NEWPORT NEWS, Va. – As Lothair, a white Sheltie therapy dog, walks tall and proud into the hospital for his weekly visit, he is greeted with a hug from a receptionist at the front desk.

Lothair continues on, carrying himself like royalty, appropriate for a dog named after a French monarch. From the time he was a puppy, he had a proud, dignified air about him, said his owner, Melanie Paul, who became deaf at age 12.

"He was beautiful," she said. "He was like a king."

Lothair's interactions with patients at United States Air Force Hospital Langley in Hampton, Va., don't reveal that he has been deaf since birth.

"Deafness is an invisible disability," Paul said via e-mail.

Lothair learned American Sign Language from Paul and began serving as a therapy dog — providing emotional support to patients in hospitals, nursing homes and other settings.

He is registered with New Jersey-based Therapy Dogs International, which has dogs in all 50 states and Canada. Along with tests required by the organization to become a certified therapy dog, deaf dogs must also undergo a startle test. During the test, someone will come up behind the dog and pet and touch its rear quarters, and the dog must not be startled or react negatively, TDI's website states.
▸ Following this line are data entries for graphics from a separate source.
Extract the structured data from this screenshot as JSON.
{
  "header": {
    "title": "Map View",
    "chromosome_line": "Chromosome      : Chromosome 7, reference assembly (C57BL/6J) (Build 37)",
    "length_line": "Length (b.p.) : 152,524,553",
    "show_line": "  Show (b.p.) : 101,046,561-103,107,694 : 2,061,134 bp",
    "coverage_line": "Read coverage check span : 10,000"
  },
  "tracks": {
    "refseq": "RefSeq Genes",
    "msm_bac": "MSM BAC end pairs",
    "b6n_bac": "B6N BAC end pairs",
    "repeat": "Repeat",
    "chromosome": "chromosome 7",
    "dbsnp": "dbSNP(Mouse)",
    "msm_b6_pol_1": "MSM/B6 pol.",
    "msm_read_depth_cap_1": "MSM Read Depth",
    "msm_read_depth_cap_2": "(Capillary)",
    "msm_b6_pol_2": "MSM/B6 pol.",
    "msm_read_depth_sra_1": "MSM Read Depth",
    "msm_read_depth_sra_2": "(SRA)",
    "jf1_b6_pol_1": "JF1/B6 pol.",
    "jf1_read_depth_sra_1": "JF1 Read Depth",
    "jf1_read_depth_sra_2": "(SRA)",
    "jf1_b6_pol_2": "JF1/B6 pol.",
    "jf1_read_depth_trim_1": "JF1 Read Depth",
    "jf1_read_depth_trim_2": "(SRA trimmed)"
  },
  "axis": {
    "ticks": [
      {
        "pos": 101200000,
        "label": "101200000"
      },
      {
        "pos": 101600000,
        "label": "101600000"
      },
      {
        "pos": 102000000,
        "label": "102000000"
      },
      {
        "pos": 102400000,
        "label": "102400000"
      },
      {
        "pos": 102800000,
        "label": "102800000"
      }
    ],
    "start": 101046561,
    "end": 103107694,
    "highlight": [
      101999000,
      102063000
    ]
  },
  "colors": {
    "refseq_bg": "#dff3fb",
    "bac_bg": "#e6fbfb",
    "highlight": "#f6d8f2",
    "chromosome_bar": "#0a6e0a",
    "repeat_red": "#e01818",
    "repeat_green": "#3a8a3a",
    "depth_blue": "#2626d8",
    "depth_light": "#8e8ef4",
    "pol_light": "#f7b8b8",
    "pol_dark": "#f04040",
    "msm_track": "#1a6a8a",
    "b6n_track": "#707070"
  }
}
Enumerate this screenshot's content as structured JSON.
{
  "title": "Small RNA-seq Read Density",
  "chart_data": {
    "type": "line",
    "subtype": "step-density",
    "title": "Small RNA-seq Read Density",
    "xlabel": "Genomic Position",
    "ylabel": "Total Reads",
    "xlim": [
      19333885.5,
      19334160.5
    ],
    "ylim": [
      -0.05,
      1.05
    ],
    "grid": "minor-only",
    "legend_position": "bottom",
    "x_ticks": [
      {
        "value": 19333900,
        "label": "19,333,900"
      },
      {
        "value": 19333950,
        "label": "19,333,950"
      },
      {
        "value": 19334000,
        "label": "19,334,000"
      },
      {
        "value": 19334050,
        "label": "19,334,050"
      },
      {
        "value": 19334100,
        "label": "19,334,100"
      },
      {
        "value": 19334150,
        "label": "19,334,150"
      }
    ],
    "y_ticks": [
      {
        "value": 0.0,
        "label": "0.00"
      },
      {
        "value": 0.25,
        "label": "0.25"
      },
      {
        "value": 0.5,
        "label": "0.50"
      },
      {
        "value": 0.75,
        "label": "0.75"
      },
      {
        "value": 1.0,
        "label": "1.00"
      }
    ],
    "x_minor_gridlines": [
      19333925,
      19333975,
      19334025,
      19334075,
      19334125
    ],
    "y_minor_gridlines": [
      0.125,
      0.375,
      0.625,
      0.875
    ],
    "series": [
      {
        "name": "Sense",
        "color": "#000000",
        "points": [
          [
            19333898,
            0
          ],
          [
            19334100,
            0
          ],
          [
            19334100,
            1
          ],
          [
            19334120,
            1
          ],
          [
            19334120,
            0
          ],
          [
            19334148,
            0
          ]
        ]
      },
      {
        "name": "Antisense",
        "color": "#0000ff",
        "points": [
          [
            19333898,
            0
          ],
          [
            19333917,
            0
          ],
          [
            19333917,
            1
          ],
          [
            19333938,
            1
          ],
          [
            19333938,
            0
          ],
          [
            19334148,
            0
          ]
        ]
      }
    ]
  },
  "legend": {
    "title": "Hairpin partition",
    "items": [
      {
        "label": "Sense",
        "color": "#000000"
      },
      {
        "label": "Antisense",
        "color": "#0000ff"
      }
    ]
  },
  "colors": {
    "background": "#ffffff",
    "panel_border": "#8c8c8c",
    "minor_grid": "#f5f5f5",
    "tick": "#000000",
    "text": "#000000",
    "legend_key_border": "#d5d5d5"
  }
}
Paul has had therapy dogs for more than 15 years. She started a pet therapy program at Sentara CarePlex Hospital in Hampton more than a decade ago and created the same program at Langley Air Force Base about five years ago.

She usually brings Lothair and another therapy dog to Langley once or twice a week and makes regular visits to local hospitals and nursing homes.

Paul decided to acquire a deaf dog as she prepared to retire from Virginia School for the Deaf and Blind in 2009 after a 30-year career in education, intending to use the dog to help deaf children improve their literacy skills, she said.

She ended up taking in Lothair as a 3-month-old puppy. Both of his parents are Blue Merle Sheltie champion show dogs, and breeding them together increases the likelihood at least one of their puppies will be deaf or deaf and blind, she said.

Paul, who became deaf after incorrectly being diagnosed with an illness and being prescribed the antibiotic streptomycin, said there tends to be some hesitation among some deaf people to have a deaf dog, as they end up relying on the dogs to hear for them. However, because her husband as well as her other dogs can hear, that wasn't an issue for her.

"In fact, maybe because of the affinity that the puppy would also be deaf, 'just like me,' I enthusiastically looked forward to the experience of adopting and raising a deaf dog," Paul wrote in a 2011 article about Lothair published in Sheltie Pacesetter magazine.

When she didn't see results from traditional obedience school, Paul taught Lothair American Sign Language, and also created her own signs, applying techniques used to teach deaf children, Paul explained in the article.

In the course of training Lothair, her other dogs learned the signs, too.

Staffers at the hospital enjoy Lothair's visits as much at the patients do.

"The therapy is not just for the patients, it's for us, too," said Monique Rolle, a civilian registered nurse. "I wish they came more often."